Мы вошли в палату. Цигэнуш лежал на своей койке, закутанный в одеяло до подбородка. Он лежал словно придавленный страшной тяжестью только что перенесенного страдания и смотрел на нас в упор своими грозными и вместе с тем наивными, как у ребенка, черными глазами. На его неподвижном и белом, как бумага, лице блуждала слабая улыбка. Увидев нас, он сказал:

— Сигарету… Дайте мне настоящую сигарету из настоящего табака…

Медицинская сестра нахмурилась:

— Еще рано, товарищ. Потерпите.

Цигэнуш покорно согласился:

— Раз нельзя — подчиняюсь. — Он снова попробовал улыбнуться: — Вот я и дожил до того, что вынужден подчиняться медицинской сестре.

Я взял его за руку, и он подумал, что я хочу нащупать его пульс.

— Сердце? Не беспокойся. Оно меня не подведет. Сердце знает, что ему еще придется поработать. Оно не подведет… Но… мне жаль ноги…

Несмотря на предупреждение сестры, мы оставались у койки Цигэнуша целый час. Когда мы наконец собрались уходить, было уже около полуночи. Выйдя на улицу, Орош остановился и спросил:

— Неужели дождь прекратился?

Я обрадовался.

— Завтра будет солнце!

— Завтра, — сказал Орош, — нашим активистам будет легче разъезжать по селам…
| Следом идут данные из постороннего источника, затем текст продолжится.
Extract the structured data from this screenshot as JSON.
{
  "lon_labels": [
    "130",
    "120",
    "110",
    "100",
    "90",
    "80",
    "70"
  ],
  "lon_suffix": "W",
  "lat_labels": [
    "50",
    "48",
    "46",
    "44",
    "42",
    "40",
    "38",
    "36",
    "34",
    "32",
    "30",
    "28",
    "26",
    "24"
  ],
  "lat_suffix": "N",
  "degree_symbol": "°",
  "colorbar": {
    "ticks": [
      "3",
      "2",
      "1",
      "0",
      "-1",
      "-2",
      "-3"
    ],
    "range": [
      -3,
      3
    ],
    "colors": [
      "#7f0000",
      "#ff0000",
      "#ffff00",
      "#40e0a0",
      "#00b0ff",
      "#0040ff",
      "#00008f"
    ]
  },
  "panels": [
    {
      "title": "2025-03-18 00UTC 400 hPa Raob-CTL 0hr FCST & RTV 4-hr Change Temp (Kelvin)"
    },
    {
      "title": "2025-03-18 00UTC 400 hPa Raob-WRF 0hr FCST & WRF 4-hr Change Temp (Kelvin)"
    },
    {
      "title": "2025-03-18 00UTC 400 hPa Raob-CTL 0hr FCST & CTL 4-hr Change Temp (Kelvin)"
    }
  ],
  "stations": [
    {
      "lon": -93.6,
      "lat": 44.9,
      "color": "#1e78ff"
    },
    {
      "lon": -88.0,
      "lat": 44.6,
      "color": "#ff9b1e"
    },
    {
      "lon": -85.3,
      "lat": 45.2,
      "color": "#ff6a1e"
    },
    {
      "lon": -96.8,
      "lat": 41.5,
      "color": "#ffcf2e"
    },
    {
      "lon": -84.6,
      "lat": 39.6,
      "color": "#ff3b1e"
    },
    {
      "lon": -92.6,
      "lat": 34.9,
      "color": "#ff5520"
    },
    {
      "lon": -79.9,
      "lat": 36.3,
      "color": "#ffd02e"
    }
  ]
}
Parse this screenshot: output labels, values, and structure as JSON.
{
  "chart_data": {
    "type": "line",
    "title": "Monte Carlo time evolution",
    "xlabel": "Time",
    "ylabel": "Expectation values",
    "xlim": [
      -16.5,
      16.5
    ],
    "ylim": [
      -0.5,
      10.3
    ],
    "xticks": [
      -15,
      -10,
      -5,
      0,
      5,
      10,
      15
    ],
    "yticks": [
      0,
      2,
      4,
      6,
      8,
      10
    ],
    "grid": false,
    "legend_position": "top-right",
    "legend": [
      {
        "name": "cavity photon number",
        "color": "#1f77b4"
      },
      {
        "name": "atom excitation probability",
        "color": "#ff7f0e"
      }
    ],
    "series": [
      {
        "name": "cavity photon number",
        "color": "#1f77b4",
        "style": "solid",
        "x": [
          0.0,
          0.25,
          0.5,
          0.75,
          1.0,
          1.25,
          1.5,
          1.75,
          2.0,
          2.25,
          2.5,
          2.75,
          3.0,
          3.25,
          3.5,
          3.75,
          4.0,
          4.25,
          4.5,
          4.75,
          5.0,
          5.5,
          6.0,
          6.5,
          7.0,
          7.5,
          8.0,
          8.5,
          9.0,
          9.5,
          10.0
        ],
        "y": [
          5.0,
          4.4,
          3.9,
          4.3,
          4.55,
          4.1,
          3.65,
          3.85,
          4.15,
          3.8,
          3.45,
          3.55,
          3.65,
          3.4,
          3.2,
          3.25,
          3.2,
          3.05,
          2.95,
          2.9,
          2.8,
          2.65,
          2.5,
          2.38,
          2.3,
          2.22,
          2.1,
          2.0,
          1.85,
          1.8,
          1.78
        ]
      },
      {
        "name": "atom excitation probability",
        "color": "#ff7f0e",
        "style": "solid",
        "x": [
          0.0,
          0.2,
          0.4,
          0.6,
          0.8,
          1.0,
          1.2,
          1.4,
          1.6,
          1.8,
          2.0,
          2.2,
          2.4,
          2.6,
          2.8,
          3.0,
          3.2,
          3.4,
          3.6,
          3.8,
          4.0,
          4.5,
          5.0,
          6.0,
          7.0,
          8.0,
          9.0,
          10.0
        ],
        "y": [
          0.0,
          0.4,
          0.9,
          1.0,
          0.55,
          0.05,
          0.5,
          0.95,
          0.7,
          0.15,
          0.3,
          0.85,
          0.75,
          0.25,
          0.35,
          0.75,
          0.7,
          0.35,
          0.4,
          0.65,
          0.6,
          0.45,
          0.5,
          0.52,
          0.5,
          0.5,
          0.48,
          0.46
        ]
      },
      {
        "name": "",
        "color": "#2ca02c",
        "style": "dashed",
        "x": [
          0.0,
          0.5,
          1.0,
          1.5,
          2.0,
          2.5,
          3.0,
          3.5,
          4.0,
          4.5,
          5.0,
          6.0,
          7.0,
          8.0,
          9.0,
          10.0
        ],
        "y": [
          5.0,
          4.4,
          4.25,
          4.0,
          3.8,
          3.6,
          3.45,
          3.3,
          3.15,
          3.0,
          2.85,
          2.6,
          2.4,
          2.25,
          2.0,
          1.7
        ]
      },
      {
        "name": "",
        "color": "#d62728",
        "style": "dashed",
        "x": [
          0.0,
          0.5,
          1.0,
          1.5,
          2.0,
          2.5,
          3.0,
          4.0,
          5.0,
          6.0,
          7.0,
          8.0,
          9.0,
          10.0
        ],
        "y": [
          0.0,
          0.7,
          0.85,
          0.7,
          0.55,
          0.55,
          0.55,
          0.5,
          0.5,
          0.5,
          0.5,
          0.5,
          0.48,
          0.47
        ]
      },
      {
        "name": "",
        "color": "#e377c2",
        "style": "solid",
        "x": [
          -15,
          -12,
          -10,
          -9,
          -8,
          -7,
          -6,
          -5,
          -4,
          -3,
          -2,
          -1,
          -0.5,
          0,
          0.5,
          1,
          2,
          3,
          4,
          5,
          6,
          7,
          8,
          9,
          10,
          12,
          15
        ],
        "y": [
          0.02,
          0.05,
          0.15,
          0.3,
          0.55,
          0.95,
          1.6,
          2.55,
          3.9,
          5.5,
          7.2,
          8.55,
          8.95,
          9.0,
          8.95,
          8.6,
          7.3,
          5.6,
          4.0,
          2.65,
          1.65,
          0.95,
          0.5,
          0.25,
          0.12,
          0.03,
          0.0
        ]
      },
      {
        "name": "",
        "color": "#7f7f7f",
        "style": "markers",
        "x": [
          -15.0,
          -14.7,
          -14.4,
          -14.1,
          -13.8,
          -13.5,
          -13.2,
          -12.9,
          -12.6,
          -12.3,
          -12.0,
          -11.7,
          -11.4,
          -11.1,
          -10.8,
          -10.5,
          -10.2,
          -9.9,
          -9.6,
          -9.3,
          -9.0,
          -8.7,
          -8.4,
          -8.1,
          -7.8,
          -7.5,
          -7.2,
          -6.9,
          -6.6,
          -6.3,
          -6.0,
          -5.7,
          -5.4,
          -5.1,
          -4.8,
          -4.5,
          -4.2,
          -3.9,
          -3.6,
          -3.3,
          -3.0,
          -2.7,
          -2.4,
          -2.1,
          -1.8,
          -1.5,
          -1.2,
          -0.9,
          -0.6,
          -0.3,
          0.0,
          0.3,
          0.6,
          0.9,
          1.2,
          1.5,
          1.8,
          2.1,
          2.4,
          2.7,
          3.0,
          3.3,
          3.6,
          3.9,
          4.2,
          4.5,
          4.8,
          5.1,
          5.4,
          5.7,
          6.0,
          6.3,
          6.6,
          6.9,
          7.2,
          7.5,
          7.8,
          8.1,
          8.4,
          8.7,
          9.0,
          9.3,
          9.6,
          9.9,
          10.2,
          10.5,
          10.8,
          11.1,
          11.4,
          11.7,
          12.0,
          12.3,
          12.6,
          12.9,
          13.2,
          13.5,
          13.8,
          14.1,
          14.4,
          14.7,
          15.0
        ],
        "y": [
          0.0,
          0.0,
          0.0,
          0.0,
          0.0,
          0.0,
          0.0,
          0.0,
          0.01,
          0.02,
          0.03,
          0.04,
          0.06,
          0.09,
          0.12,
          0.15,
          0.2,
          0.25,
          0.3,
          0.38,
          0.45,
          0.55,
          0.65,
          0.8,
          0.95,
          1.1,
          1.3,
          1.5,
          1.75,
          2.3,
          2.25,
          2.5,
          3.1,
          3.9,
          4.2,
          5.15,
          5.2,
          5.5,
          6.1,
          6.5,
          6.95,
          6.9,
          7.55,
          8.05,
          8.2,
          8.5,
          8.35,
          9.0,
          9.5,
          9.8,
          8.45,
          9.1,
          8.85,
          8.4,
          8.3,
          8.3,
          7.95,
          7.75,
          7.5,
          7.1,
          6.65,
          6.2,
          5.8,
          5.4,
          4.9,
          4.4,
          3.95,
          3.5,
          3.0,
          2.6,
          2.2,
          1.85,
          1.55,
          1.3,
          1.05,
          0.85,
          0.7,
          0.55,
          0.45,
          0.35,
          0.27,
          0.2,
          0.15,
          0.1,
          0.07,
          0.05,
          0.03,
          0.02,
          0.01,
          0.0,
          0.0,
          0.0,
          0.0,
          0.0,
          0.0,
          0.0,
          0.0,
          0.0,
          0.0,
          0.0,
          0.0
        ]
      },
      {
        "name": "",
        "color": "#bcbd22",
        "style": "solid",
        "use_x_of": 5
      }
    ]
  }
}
Я думал о солнце, а он сразу же подумал о работе. По-видимому, я уже никогда не научусь мыслить, как Орош. А если это он все упрощает и ошибается? Нет, Орош не может ошибиться. За свои убеждения он сидел в тюрьмах, а человек, который прошел через тюрьму, не может ошибаться. Если он и ошибается, то это случается редко, очень редко. Так думали мы в первые послевоенные годы. Позднее мы убедились, что все не так просто. Помню, как старые товарищи упрекали меня.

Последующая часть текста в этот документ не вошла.